What many people experience when they think of the first scenario is social anxiety, which impedes our ability to form bonds with others. When considering the second scenario, the ease many people feel is called social self-esteem, or “the degree to which we have a sense of worth and capability, specifically in social situations.” As the second scenario shows, feeling like we matter to others is an important driver of increased social self-esteem, which drives our ability to connect and collaborate.
Building social self-esteem is often overlooked by leaders trying to combat disconnection or disengagement. You can’t tell someone to “put themselves out there” if they don’t first believe they have something worthy to offer.
To develop healthy relationships, we must first view ourselves as important and capable enough to be part of a relationship. We must feel confident that we have something beneficial to offer. Studies show that when people feel that they matter, social behaviors like talkativeness and collaboration increase. On the other hand, a feeling of not mattering is a strong predictor of social anxiety and avoidance behaviors.
Building social self-esteem is often overlooked by leaders trying to combat disconnection or disengagement. You can’t tell someone to “put themselves out there” if they don’t first believe they have something worthy to offer. In organizations, we’re quick to tell people that they should speak up, share ideas, give feedback, or branch out, or that we have an open-door policy. Instead, you should ask yourself: What are you doing to ensure people know their voices, ideas, or feedback are significant? Are you creating a culture that builds the social self-esteem necessary to branch out or to walk through the open door?
Leaders who create mattering invest in the relational groundwork necessary for collective social self-esteem, which spurs more relationship-building on teams.
The key ingredient of a healthy relationship
But all connections at work aren’t equal when it comes to their impact. Evidence shows it’s almost impossible to be satisfied in any relationship, including those at work, if you don’t feel seen, heard, and valued by the other person.
For example, psychologists Juliana Schroeder and Ayelet Fishbach investigated what predicts relationship satisfaction by studying hundreds of pairs of people in multiple contexts. They asked participants to rate how well their partner knows them based on several criteria: the other person knows their opinion on daily events, their mood at any given moment, their life goals, their feelings about other relationships in life or work, their preferences when making a decision, and what they’re really thinking.
Across every relationship type, feeling known predicted satisfaction; if someone didn’t feel understood by the other person, fulfillment in the relationship was nearly impossible. This research adds to the evidence that relationships in which we feel that we matter enhance our well-being more than those that don’t.

Studies of workplace relationships mirror these findings. Management researcher Jane Dutton spent years seeking to understand what qualities contributed to high-quality connections at work. She and her team found that one of the most important behaviors people use to foster positive connections is “respectful engagement,” which occurs when another’s behaviors, nonverbal cues, and words communicate that we’re valued, respected, and have dignity. Experiencing respectful engagement in a working relationship improves our cognitive functioning, strengthens our immune system, increases our learning capacity, and fosters trust. Dutton writes that high-quality connections characterized by respectful engagement can “spawn spirals of increasing cooperation and trustworthiness across the organization.”

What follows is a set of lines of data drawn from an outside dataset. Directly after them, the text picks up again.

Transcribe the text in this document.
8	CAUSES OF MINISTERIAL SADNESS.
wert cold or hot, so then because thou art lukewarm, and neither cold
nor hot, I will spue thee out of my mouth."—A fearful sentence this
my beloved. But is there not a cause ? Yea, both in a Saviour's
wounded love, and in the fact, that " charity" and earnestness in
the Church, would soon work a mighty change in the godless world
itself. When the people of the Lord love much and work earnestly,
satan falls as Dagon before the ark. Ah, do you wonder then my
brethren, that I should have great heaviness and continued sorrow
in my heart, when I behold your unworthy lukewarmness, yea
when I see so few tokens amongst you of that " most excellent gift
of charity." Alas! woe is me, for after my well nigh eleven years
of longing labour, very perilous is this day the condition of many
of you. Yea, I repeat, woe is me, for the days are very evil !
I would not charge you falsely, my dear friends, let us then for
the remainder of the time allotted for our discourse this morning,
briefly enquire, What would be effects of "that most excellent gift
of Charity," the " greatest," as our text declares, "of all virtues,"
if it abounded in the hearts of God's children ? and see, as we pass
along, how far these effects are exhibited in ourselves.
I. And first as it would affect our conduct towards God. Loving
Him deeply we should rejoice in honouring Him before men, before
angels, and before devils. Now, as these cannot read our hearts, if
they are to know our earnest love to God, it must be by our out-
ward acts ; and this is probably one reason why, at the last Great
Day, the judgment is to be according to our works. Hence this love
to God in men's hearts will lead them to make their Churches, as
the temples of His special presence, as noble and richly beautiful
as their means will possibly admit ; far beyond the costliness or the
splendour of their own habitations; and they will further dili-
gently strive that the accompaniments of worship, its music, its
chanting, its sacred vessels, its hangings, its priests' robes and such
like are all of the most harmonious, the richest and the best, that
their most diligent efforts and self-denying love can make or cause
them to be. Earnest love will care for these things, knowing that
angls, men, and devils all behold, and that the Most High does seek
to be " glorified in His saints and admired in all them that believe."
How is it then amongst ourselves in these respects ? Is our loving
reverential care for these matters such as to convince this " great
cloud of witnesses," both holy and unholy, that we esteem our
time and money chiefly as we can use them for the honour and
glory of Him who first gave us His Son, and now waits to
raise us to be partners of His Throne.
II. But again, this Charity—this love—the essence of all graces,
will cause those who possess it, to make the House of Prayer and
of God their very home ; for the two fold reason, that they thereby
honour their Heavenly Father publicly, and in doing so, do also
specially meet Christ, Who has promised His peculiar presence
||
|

Her research also shows when people are in high-quality relationships, they’re more likely to go above and beyond, help colleagues, and contribute to the team because of their sense of collective safety, security, and support.
That’s why, for a leader, modeling and forming relationships by prioritizing showing people how they matter is a critical, yet often overlooked, foundation of a healthy culture. And when people feel like they matter, they act like they matter.